Immer haben die Menschen versucht, dieses Paradies bereits zu Lebzeiten auf Erden zu verwirklichen. Hierzu lädt der nächste Raum ein, auch wenn der Eintritt in ein solches irdisches »Spiegelparadies« Überwindung erfordert. Diese Scheu mag zu Fluchten in Seitenwege führen. Leicht folgt der Mensch Täuschungen, Verlockungen und auch falschen Heilsversprechungen. Aber Sackgassen sind ein Bestandteil des Lebens. Dies zu erkennen und zu akzeptieren ist wichtig, und deshalb sollten wir immer wieder aus unseren Sackgassen heraus nach dem Paradies suchen, wo immer es sein mag.
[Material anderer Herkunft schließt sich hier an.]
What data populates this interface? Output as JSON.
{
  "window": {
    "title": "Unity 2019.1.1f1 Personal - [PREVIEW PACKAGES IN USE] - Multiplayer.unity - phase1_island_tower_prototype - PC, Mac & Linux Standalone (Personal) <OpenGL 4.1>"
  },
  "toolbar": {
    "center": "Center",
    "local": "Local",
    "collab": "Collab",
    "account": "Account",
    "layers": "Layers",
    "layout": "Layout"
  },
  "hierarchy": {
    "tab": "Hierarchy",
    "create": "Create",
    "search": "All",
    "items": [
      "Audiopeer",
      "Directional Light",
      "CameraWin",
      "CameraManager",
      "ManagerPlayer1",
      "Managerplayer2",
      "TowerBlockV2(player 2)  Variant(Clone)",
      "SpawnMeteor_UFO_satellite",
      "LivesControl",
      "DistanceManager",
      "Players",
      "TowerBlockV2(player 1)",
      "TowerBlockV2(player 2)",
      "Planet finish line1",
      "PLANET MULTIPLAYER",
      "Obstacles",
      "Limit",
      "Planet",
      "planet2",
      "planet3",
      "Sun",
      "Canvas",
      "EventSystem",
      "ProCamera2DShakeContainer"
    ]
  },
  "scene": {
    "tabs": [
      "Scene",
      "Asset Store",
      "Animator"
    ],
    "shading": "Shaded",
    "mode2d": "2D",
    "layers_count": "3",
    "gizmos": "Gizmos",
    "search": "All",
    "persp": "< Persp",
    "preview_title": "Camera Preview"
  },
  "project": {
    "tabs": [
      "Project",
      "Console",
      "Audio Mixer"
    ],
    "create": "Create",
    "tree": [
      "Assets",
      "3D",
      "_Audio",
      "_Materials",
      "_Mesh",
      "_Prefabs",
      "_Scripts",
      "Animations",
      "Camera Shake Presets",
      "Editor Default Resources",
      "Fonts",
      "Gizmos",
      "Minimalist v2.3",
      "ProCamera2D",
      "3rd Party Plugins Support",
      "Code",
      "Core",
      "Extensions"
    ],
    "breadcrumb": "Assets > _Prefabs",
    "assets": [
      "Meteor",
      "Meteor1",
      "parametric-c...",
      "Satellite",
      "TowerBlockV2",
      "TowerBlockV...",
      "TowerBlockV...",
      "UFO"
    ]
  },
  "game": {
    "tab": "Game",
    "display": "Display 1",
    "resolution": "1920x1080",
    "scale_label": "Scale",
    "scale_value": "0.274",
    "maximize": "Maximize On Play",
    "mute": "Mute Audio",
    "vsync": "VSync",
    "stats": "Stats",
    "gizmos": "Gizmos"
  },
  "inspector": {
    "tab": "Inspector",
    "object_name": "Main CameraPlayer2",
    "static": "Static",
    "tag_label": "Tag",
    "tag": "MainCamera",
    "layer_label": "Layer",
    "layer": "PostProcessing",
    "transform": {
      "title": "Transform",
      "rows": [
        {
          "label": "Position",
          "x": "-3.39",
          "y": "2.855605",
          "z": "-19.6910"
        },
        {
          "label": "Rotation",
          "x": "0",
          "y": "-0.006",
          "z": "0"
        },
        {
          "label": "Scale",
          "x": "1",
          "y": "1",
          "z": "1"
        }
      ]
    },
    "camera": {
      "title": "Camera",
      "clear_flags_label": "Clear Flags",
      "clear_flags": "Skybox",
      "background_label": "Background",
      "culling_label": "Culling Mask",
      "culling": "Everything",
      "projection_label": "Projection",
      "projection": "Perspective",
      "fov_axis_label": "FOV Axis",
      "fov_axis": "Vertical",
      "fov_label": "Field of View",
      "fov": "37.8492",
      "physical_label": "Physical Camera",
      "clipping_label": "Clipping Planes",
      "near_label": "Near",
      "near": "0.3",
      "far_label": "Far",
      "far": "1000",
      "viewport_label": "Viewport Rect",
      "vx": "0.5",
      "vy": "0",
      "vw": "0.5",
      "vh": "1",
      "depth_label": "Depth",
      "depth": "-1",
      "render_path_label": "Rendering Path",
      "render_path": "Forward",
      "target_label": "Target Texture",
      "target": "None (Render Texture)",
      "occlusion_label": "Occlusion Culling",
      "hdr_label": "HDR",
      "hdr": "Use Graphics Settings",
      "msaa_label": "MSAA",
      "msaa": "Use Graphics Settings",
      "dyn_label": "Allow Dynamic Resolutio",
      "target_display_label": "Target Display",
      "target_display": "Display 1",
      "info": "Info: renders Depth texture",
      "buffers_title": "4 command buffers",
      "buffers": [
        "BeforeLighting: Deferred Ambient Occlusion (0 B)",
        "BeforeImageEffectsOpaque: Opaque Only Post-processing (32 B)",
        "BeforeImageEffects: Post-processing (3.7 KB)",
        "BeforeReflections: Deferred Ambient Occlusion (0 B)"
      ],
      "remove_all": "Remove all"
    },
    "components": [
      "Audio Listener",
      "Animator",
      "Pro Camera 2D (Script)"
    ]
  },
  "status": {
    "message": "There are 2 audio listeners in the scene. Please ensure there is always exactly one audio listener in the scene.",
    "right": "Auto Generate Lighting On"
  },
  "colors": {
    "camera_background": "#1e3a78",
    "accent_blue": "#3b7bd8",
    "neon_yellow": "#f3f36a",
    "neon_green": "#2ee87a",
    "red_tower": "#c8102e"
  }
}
Beim Durchschreiten des »Paradieses« wird am Ausgang des Weges eine Videoprojektion abgespielt. Zu sehen ist in eine Wiese, aus der die Samen von Pusteblumen aufsteigen, gleichzeitig schneit diese Sommerwiese immer mehr zu. Die Videoinstallation in Schwarz und Weiß steht im Kontrast zur realen Welt, in die man durch eine Türe wieder austritt. Diese reale Welt, die wir täglich erfahren dürfen, ist viel bunter und lebendiger als all die Scheinwelten, die uns heute so vertraut sind. Sie muss nur immer wieder neu entdeckt werden.